King Narai looked squarely at Phaulkon. “My actors make me laugh with their humor but I never thought my King’s Favorite would do the same.”
“But Your Majesty, I speak the truth,” Phaulkon said. “The Makassar are restless and they are a threat to the kingdom.”
“And tell me, how do you intend to settle the Makassar problem?” the king asked.
“Diplomacy.” Phaulkon said. “Diplomacy first, and then if diplomacy does not work, we must resort to force. But only if diplomacy fails.”

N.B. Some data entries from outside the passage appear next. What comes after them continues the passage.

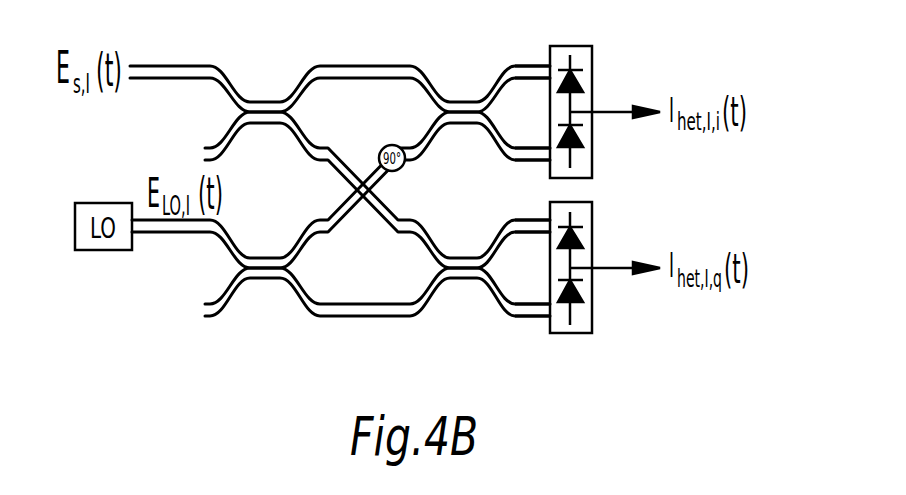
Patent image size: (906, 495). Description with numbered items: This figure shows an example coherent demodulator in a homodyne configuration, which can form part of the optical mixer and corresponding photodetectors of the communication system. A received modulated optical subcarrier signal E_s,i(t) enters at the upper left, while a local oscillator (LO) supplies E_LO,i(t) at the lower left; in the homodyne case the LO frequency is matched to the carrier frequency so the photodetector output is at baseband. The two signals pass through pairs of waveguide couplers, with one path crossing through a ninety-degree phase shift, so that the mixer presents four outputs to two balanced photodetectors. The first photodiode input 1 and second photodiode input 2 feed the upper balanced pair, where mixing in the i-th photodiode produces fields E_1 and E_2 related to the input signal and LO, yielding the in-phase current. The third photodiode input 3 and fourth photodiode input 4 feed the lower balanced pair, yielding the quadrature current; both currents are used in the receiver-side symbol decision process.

The first photodiode input 1 is at (531, 51).
The second photodiode input 2 is at (531, 135).
The third photodiode input 3 is at (531, 207).
The fourth photodiode input 4 is at (531, 291).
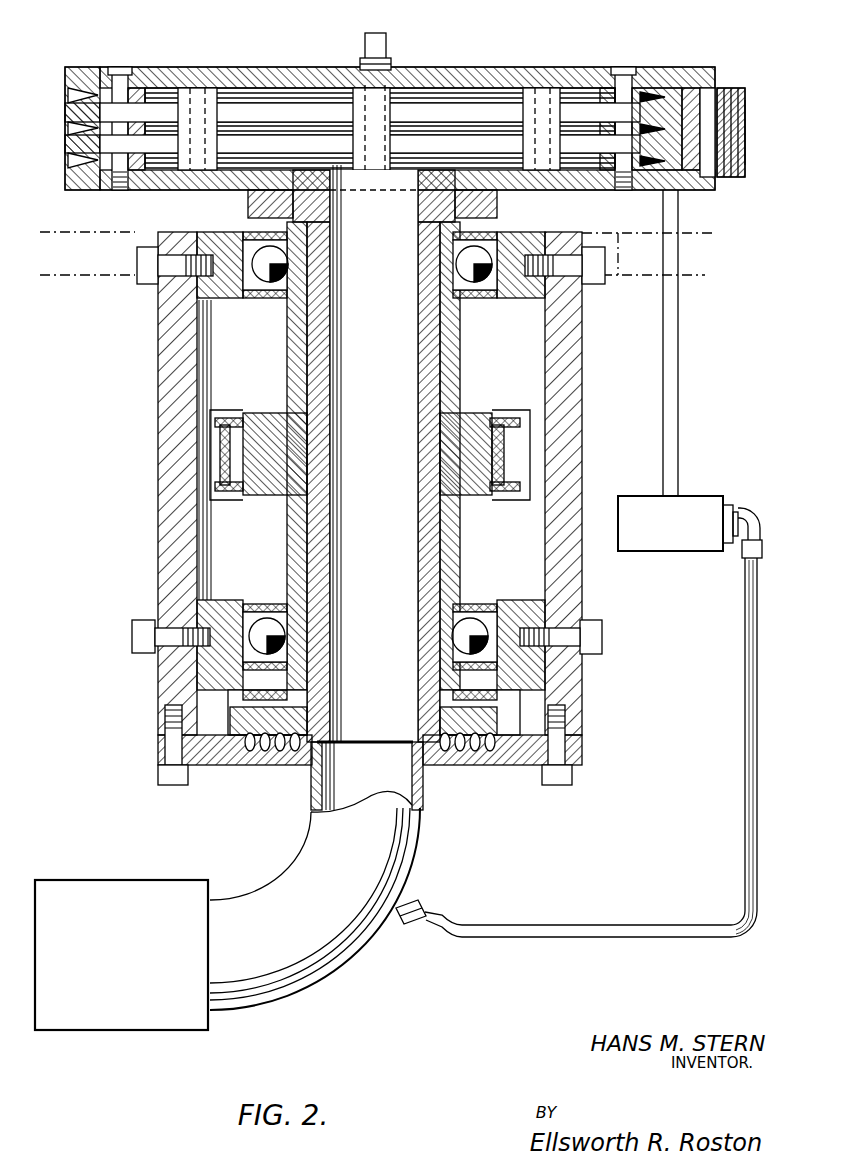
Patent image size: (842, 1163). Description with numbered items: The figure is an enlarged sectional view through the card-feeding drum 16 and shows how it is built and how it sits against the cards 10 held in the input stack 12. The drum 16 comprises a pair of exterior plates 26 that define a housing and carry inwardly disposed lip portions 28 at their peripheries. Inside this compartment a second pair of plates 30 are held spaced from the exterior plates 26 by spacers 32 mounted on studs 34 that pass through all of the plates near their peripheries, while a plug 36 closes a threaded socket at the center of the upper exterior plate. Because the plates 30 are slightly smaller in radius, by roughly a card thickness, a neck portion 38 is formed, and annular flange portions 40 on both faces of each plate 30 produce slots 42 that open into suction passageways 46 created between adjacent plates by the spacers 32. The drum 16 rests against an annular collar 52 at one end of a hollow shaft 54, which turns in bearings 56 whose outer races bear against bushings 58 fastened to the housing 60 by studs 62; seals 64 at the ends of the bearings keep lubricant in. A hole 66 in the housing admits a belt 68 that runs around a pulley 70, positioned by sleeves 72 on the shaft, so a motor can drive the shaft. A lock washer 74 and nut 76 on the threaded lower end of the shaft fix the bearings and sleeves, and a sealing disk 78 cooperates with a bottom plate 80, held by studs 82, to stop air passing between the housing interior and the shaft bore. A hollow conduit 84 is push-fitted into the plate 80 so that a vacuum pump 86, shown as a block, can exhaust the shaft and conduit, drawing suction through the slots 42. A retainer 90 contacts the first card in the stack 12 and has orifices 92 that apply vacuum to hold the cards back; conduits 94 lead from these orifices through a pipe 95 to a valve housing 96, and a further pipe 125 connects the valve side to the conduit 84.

The cards 10 is at (82, 93).
The input stack 12 is at (748, 155).
The drum 16 is at (525, 72).
The exterior plates 26 is at (660, 84).
The lip portions 28 is at (72, 88).
The plates 30 is at (473, 147).
The spacers 32 is at (183, 92).
The studs 34 is at (122, 70).
The plug 36 is at (378, 55).
The neck portion 38 is at (85, 112).
The annular flange portions 40 is at (86, 128).
The slots 42 is at (243, 92).
The suction passageways 46 is at (288, 88).
The annular collar 52 is at (250, 208).
The hollow shaft 54 is at (428, 381).
The bearings 56 is at (465, 273).
The bushings 58 is at (200, 287).
The housing 60 is at (578, 385).
The studs 62 is at (593, 278).
The seals 64 is at (272, 302).
The hole 66 is at (233, 498).
The belt 68 is at (522, 455).
The pulley 70 is at (474, 422).
The sleeves 72 is at (458, 343).
The lock washer 74 is at (280, 678).
The nut 76 is at (478, 692).
The sealing disk 78 is at (498, 718).
The bottom plate 80 is at (510, 752).
The studs 82 is at (173, 786).
The hollow conduit 84 is at (388, 850).
The vacuum pump 86 is at (113, 1008).
The retainer 90 is at (707, 67).
The orifices 92 is at (705, 90).
The conduits 94 is at (740, 100).
The pipe 95 is at (673, 358).
The valve housing 96 is at (690, 556).
The pipe 125 is at (577, 925).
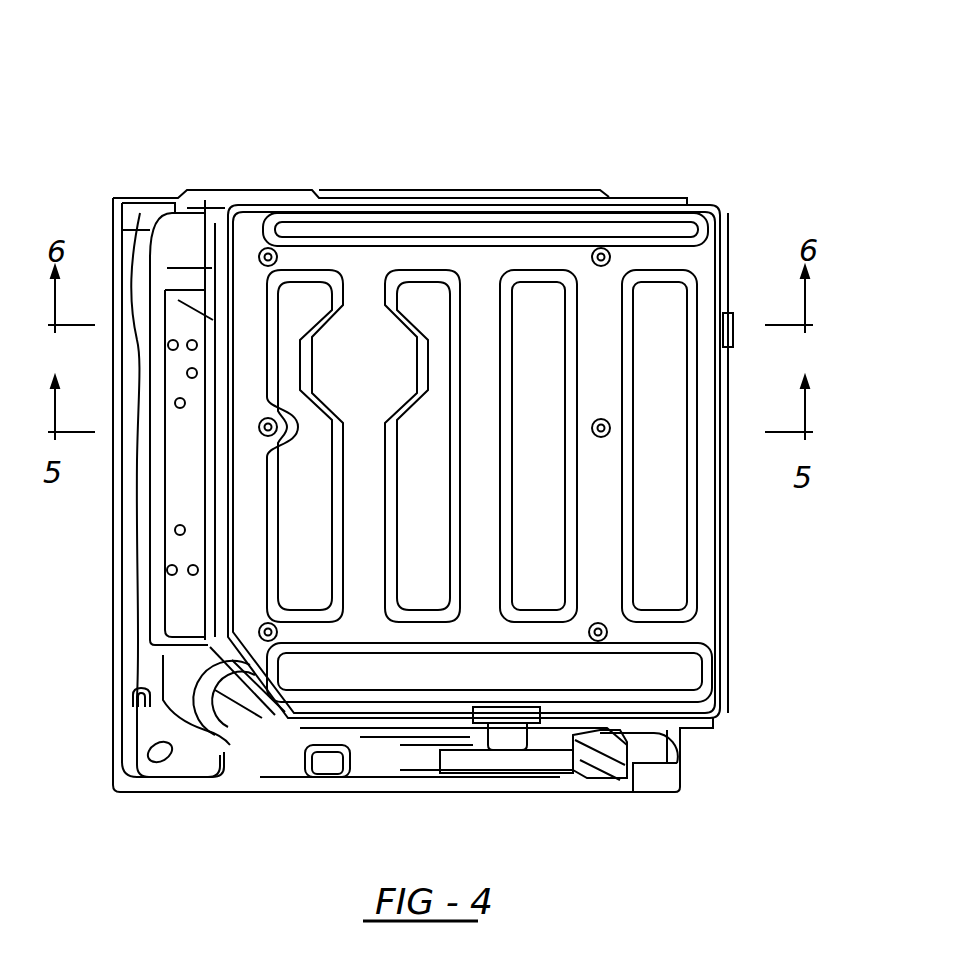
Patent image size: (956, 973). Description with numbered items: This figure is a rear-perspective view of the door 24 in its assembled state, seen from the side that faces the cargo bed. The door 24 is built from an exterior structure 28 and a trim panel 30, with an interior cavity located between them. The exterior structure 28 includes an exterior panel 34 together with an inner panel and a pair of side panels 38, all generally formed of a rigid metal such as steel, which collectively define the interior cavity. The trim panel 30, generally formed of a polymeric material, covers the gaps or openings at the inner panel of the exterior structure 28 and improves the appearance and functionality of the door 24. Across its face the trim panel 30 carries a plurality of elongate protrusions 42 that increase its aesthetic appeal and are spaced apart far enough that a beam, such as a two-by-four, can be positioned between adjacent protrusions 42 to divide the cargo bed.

The door 24 is at (740, 88).
The exterior structure 28 is at (222, 800).
The trim panel 30 is at (695, 263).
The exterior panel 34 is at (215, 198).
The side panel 38 is at (167, 703).
The elongate protrusion 42 is at (426, 297).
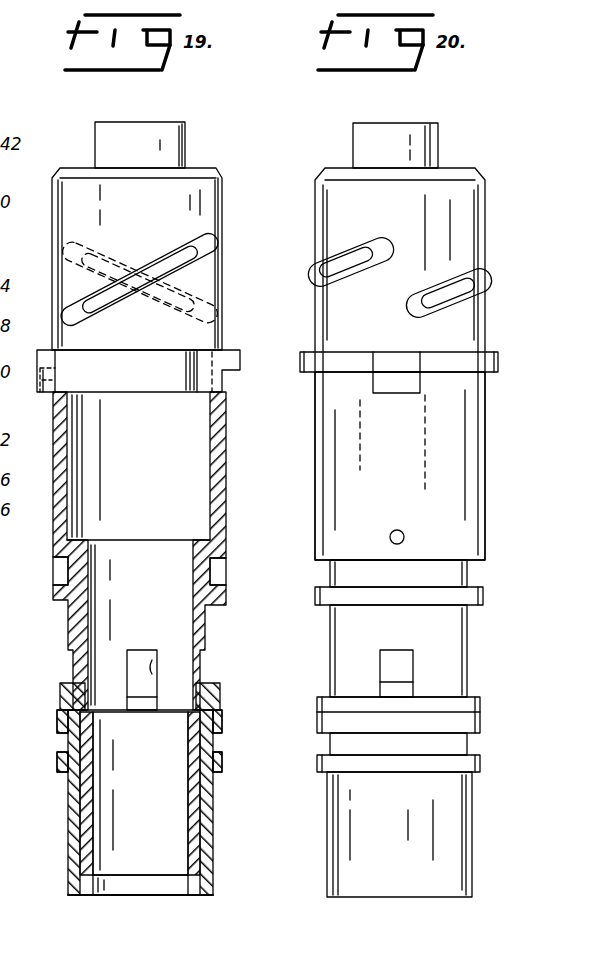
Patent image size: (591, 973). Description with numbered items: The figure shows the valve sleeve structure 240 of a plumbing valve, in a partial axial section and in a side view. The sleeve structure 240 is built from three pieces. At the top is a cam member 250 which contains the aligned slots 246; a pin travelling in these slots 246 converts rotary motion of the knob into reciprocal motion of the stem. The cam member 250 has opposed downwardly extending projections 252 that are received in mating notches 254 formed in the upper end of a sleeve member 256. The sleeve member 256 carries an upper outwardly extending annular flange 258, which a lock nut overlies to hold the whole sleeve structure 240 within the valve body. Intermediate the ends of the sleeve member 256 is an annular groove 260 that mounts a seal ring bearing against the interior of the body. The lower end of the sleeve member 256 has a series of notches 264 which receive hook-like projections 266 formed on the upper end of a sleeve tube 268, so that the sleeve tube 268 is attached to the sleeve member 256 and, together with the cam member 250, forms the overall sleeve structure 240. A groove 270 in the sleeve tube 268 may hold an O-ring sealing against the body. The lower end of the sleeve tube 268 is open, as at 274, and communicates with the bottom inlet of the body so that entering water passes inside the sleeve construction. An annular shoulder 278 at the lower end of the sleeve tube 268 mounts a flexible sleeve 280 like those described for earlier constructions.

In FIG. 19, the sleeve structure 240 is at (208, 155).
In FIG. 20, the sleeve structure 240 is at (467, 158).
In FIG. 19, the slots 246 is at (170, 258).
In FIG. 20, the slots 246 is at (418, 296).
In FIG. 19, the cam member 250 is at (222, 205).
In FIG. 20, the cam member 250 is at (335, 185).
In FIG. 19, the projections 252 is at (198, 382).
In FIG. 20, the projections 252 is at (395, 388).
In FIG. 19, the notches 254 is at (222, 377).
In FIG. 20, the notches 254 is at (403, 380).
In FIG. 19, the sleeve member 256 is at (226, 446).
In FIG. 20, the sleeve member 256 is at (318, 472).
In FIG. 20, the annular flange 258 is at (305, 352).
In FIG. 19, the annular groove 260 is at (215, 582).
In FIG. 20, the annular groove 260 is at (330, 593).
In FIG. 19, the notches 264 is at (197, 660).
In FIG. 20, the notches 264 is at (400, 642).
In FIG. 19, the hook-like projections 266 is at (62, 695).
In FIG. 20, the hook-like projections 266 is at (385, 686).
In FIG. 19, the sleeve tube 268 is at (68, 812).
In FIG. 20, the sleeve tube 268 is at (378, 882).
In FIG. 19, the groove 270 is at (60, 742).
In FIG. 20, the groove 270 is at (330, 742).
In FIG. 19, the open lower end 274 is at (160, 888).
In FIG. 19, the annular shoulder 278 is at (190, 872).
In FIG. 19, the flexible sleeve 280 is at (200, 828).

“Diplomacy! Do you seriously believe that diplomacy will work with Muslims?” he asked but didn’t want an answer. “And you say if talk does not work, then and only then we will use force. Do you think you can do this alone, without the help of General Phetracha?” Phaulkon was about to speak but the king raised his arm for him to listen. “What do the Makassars want? When they fled their own country, after the Dutch took possession of their lands, I granted them asylum in Siam. I received these proud people honorably and gave them their own quarter outside Ayutthaya, among other quarters reserved for foreign residents. I treated them just like other foreigners. You know that. You were here. Why are they revolting? What do they want from us? What more can we give them?”
“I cannot answer that,” Phaulkon said, “but I do not believe all the Muslims are rebellious. The Makassars are a warlike clan but they don’t represent all Muslims. Nevertheless, I can attempt to find out, only with your permission.”
“And in the meantime what does General Phetracha and his army do? Stand idly by? You know he won’t stand for interference,” the king said. “We can’t aggravate him more than we already have.”
“But this is not war. He must understand that this is only a skirmish to rout out the rebels,” Phaulkon replied. “To get General Phetracha involved might stir up not only the Makassars but all Muslims as well and make for an uprising that would spread like a grass fire throughout the land. No, I say, Your Majesty, the presence of Phetracha and Sorasak ready for battle might ignite something we have been trying to avoid ever since the incident at the elephant hunt. I will attempt to bring the rebel chief Bakar to negotiations.”
The king pondered over Phaulkon’s words for a few moments and then gave voice to his thoughts. ”As for General Phetracha,” he finally said, “I could tell him that his soldiers are needed to guard the palace.” King Narai finally agreed that Phaulkon should investigate the Makassar problem. He told him to proceed, wished him luck and turned to the dancer with the ankle brackets that jangled when he danced. He was praising the dancer for his performance as Phaulkon was leaving.